Well, I would need to make an experiment in order to show it on either DNA or situational level. Well, for the later so of them exist. I think people tend to talk more with the stranger, when they are holding a hot vs. cold drink. So there is some small indication. I have never heard of any evidence on the DNA level.

But considering that there is a lot of data comparing the countries, I figured that there must be some sort of social or something index. And considering the talk around the climate change, there must be at least some indication of the average temperature for a country.

Well, temperature was easy to find, the only thing that I needed to do was go on the Wikipedia page for List of countries by average yearly temperature. It is the average temperature for three decades, but I think that the relative order of the countries most likely did not change. So for the exploratory analysis, it works just as well.

There actually is a social index. It is just a part of the Legatum Prosperity Index, but I am just glad that one exists. I do still need to check the methodology, but I need an internet for that, and I don't think my current roommate would like to have a cable over her head. No matter how many times she tells me that it is alright.

Well, I can at least compare the countries that I know something of. A classmate of mine, when I mentioned this, said that Spain is most likely at the top. I have also lived in couple of countries: Austria, Croatia, Germany, Hungary, Slovenia and Slovakia, so there should be at least some data in regards to this. My prediction would be that Germany would be the most social, followed by Croatia, Slovenia, Slovakia, Austria, and Hungary. Not sure where to put Spain, since I am not familiar with this culture, but let for this testing put it above Germany.

Country Social Index
Germany 63.20682144
Austria 61.76863861
Slovenia 59.26046371
Spain 56.99728012
Croatia 45.61188507
Hungary 45.58363724
Slovakia 48.27772522

The average of all countries is 50,8, so that makes Germany, Austria, Slovenia and Spain overly social, while the Croatia, Hungary and Slovakia are not that social. At least compared to the average. I am not surprised at most of these results. The Germany, Slovenia and Spain do seems to be quite social countries. Even though, asking Slovenians, I don't think any will admit to it. :) I am also not surprised that Hungary and Slovakia are less social. This is the impression that I also got.

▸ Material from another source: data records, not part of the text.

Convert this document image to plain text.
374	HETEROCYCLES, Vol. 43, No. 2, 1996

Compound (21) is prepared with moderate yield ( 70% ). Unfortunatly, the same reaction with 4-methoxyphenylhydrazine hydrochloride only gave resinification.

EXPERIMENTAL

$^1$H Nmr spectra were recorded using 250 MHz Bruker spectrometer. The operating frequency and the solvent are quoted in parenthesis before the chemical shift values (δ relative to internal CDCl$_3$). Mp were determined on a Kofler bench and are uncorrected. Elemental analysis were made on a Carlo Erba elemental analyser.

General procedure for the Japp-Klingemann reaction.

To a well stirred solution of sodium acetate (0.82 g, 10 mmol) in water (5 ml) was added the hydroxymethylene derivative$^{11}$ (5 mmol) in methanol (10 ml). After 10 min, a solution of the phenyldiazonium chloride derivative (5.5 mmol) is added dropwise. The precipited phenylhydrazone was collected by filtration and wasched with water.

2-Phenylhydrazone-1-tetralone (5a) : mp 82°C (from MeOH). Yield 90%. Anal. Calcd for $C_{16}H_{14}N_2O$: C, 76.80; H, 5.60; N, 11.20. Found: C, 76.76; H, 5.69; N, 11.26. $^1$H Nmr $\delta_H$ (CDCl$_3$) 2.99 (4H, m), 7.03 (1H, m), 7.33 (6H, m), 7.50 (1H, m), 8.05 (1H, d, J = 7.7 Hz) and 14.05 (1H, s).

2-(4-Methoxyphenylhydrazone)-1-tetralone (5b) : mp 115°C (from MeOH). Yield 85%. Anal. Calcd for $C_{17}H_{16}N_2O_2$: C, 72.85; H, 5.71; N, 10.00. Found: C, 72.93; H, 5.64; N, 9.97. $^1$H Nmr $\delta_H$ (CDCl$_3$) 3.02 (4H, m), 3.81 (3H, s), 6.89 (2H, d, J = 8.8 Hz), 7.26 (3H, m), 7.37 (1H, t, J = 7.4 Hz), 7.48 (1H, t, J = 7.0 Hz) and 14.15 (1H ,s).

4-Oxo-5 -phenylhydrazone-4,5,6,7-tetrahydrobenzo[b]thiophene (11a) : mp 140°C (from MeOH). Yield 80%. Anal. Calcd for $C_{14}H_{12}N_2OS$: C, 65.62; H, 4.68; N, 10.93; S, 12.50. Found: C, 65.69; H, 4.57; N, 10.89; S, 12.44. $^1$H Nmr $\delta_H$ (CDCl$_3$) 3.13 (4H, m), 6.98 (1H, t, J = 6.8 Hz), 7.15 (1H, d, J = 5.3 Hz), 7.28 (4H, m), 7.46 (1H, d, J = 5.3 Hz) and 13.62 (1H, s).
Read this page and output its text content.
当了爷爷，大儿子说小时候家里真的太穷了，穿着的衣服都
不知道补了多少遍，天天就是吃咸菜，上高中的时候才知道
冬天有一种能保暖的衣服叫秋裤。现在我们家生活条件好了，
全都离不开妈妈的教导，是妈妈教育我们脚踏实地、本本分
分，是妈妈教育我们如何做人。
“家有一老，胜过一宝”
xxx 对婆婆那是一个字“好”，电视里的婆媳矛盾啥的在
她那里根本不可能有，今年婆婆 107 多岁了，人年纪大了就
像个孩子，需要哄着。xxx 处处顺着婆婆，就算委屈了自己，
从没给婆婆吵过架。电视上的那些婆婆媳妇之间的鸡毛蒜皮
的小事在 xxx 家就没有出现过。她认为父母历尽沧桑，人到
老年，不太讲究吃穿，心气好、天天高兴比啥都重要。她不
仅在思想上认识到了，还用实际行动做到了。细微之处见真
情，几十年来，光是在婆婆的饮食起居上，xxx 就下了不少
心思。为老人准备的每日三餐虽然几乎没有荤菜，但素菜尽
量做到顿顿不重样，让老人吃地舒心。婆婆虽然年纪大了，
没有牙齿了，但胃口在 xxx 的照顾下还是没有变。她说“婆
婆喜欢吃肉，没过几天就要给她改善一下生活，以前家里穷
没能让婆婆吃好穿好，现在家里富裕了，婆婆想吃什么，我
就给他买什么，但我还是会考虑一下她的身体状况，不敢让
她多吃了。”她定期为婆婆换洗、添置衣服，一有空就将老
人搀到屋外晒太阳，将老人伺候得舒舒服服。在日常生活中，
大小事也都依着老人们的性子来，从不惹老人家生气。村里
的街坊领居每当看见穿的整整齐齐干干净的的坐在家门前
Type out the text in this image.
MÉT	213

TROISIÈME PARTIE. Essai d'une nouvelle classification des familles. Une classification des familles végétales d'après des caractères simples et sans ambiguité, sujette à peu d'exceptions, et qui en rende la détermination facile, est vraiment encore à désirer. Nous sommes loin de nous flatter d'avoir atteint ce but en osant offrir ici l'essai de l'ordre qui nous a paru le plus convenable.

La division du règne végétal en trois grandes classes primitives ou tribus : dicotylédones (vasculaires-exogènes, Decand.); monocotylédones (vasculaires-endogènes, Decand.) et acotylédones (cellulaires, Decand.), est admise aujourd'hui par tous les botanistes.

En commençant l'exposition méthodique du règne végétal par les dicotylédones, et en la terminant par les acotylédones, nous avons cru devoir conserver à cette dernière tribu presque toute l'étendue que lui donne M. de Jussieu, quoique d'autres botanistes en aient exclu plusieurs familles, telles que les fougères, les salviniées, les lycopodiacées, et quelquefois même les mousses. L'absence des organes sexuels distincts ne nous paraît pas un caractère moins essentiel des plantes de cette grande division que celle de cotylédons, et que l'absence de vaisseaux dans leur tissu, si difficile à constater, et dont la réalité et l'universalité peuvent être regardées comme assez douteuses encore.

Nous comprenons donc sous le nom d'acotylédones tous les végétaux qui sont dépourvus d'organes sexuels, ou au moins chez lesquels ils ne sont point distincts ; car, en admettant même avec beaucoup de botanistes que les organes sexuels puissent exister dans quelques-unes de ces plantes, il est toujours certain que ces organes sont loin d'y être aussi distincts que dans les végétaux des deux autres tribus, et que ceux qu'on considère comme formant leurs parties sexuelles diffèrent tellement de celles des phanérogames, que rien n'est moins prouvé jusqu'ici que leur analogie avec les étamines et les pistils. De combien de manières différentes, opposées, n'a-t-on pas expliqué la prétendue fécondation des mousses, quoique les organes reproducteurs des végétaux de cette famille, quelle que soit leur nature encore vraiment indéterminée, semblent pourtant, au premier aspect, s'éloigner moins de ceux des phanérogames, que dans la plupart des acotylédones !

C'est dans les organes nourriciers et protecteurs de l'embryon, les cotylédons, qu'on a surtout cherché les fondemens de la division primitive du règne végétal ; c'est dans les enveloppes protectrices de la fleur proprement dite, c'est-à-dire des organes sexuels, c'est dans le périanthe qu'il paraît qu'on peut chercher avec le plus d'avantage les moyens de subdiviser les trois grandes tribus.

I was a bit surprised by the Austria, because I based at least some of the reasons for placing it at the bottom from the Austrians themselves. Apparently the real Austrians are very closed-off and it is hard to get to know them. They prefer to spend time alone and need months to even start eating with other people by the same table. Since it is always finished, that these people don't speak foreign languages, I just figured that I simply never met them (my German is, after all, far from perfect). My impression on the other hand was, that they were quite social. Not as much as in Germany, but around the same as in Slovenia.

I was also a bit surprised by the Croatia, but then again, I guess that the place where my great-grandmother used to live did have a lot more Slovenian people than Croatians. So this might be the reason why I missed this one.

Well, no matter methodology, I guess I can see if there is any patterns in there. The first thing to do would be to draw a scatter plot. Not my best code, but it was a good practice writing it with no internet and manuals what so ever. I still used the help function though.

'''python import pandas import matplotlib.pyplot as pyt

temp = pandas.read_csv("Data-Temp.csv", sep="\t", index_col="country") social = pandas.read_csv("Data.csv", sep=";", index_col="country")

data = social.merge(temp, how="inner", left_index=True, right_index=True, sort=True)

social = list(data.soci2016) temp = list(data.temp)

pyt.scatter(social, temp) pyt.show() '''

Graph of Sociability and Average Temperature of the Country

Based on this picture, there does not seems to be any strong effects between these two variables. Maybe I would be able to find something statistically significant, if I would go and do some regression on it, but considering the state, it does not seems to be worth it. There must me some other element, that is much more important then the temperature.